I certainly felt befriended, strengthened, and helped throughout those 11 weeks. In the end, our efforts to save Brenda’s house failed. The house was demolished on April 4, 2017. But something marvelous came out of these efforts. Many people deepened their connection with Brenda’s writings. And I realized that Brenda has an important message for our times.

Brenda did for me what elders can do for young people, in fact, what each of us, no matter what our age, can do for everyone around us, especially in “hopeless” times — she had a way of listening to me that always made me feel seen and heard. Even if she did most of the talking, which was usually the case, I always came away from my sessions with her feeling good about myself, and clearer about whatever issue was at hand.

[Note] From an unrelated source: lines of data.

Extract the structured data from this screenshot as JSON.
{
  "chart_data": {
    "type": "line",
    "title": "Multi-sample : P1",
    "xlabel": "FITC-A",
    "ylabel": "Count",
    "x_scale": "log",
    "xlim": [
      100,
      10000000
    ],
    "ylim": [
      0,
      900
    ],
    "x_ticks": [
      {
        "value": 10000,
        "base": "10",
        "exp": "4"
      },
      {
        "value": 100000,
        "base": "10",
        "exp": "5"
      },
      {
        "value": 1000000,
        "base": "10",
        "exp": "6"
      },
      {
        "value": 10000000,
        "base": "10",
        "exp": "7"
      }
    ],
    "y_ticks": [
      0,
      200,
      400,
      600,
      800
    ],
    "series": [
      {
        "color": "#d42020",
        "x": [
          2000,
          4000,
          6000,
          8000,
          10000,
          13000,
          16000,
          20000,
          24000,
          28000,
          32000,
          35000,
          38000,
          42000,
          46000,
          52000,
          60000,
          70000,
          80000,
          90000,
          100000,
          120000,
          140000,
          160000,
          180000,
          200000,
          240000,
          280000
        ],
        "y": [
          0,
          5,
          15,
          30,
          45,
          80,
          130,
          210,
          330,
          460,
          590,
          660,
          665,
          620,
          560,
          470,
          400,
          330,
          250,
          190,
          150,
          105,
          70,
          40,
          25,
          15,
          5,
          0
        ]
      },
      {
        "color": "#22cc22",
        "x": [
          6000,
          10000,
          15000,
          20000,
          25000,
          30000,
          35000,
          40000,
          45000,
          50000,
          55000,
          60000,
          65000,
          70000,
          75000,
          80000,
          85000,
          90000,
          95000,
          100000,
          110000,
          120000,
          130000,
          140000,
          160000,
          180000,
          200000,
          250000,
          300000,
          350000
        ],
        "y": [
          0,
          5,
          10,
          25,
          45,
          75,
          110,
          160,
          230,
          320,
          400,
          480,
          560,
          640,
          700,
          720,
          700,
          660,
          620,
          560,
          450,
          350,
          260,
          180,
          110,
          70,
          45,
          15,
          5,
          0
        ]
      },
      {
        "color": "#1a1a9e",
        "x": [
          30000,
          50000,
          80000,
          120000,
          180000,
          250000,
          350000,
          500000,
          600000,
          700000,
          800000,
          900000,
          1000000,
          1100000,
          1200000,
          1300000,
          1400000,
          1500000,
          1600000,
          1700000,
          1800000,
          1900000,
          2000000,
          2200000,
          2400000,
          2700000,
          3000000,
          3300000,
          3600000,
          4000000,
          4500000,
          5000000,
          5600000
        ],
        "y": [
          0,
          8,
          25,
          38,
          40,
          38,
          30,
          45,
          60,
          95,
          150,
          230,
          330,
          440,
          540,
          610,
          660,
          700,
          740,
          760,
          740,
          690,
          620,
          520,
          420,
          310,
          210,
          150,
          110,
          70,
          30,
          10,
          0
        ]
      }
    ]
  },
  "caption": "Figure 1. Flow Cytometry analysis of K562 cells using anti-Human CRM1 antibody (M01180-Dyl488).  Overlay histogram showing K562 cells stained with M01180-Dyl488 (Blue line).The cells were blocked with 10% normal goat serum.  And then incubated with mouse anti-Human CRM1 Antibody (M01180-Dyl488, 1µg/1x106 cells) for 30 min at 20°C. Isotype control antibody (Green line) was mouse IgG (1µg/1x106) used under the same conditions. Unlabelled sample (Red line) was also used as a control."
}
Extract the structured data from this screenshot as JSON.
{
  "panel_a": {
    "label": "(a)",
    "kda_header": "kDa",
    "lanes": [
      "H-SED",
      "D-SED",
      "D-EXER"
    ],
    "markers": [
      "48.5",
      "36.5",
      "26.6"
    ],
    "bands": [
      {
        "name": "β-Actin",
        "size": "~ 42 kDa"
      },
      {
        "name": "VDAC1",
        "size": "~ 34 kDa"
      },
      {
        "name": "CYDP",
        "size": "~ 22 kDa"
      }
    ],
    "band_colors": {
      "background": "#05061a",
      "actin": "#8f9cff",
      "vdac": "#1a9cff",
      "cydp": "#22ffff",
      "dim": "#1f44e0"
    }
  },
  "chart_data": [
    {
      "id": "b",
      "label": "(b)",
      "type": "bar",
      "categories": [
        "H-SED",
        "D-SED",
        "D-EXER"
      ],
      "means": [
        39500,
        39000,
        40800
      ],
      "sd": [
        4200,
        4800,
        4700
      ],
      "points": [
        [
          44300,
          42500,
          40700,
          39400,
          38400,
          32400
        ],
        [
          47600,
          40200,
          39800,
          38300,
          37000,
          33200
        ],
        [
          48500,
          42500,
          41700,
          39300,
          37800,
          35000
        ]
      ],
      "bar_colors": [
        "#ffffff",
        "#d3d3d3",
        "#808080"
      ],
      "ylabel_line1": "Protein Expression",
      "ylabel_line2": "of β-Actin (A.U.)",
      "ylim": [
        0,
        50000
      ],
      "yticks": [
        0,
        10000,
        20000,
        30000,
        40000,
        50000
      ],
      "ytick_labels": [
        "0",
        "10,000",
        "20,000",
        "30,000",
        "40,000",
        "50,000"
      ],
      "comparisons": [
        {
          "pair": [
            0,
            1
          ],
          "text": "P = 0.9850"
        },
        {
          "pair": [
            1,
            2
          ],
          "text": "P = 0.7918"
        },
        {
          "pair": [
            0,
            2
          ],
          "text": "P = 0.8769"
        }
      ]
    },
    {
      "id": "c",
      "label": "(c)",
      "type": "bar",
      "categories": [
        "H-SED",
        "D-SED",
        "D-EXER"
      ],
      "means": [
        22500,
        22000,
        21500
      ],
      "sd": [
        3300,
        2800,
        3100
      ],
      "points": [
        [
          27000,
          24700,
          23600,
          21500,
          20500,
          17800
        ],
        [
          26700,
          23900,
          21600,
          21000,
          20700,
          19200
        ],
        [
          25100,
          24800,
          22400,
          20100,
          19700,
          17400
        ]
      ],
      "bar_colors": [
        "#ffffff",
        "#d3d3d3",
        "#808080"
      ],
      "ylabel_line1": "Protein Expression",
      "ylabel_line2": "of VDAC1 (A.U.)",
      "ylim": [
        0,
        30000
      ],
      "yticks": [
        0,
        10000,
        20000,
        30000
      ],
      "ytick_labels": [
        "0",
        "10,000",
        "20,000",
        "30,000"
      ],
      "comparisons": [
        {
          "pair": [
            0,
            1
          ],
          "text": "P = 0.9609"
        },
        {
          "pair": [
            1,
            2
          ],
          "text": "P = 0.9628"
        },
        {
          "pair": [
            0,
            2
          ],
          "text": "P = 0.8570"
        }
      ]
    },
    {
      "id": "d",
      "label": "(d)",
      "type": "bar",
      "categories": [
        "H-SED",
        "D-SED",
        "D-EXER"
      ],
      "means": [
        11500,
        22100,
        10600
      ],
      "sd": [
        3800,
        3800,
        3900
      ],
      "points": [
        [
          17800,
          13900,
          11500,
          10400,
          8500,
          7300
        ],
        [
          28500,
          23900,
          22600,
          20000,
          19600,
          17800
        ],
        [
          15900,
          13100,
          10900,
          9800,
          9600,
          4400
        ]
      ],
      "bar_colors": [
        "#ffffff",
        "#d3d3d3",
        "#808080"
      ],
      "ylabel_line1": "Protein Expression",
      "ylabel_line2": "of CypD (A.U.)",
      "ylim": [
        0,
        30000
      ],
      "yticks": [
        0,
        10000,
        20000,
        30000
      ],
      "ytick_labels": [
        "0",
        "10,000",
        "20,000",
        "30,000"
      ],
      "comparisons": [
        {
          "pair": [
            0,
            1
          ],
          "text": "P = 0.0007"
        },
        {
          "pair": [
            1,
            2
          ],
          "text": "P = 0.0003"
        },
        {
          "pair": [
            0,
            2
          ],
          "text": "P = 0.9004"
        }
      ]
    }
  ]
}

So … the next time the world feels too much with you, the next time global climate chaos, or the breakdown of civil discourse, or Islamophobia, or the attack on civil liberties, or the rolling back of social and environmental protections — the next time these and other outrages push you into genuine despair, remember these words from Brenda:

“Listening is a magnetic and strange thing, a creative force … When we are listened to, it creates us, makes us unfold and expand …[a] creative fountain inside us begins to spring and cast up new thoughts and unexpected laughter and wisdom …. This little creative fountain is in all. It is the spirit, or the intelligence, or the imagination — whatever you want to call it …”

And these, “Be bold! Be grand! Be mighty! We need you! The world needs you!”

And these, “The point is not to live long — we live forever anyway. The point is while you are alive, be ALIVE.”  


Eric Utne is the founder of Utne Reader.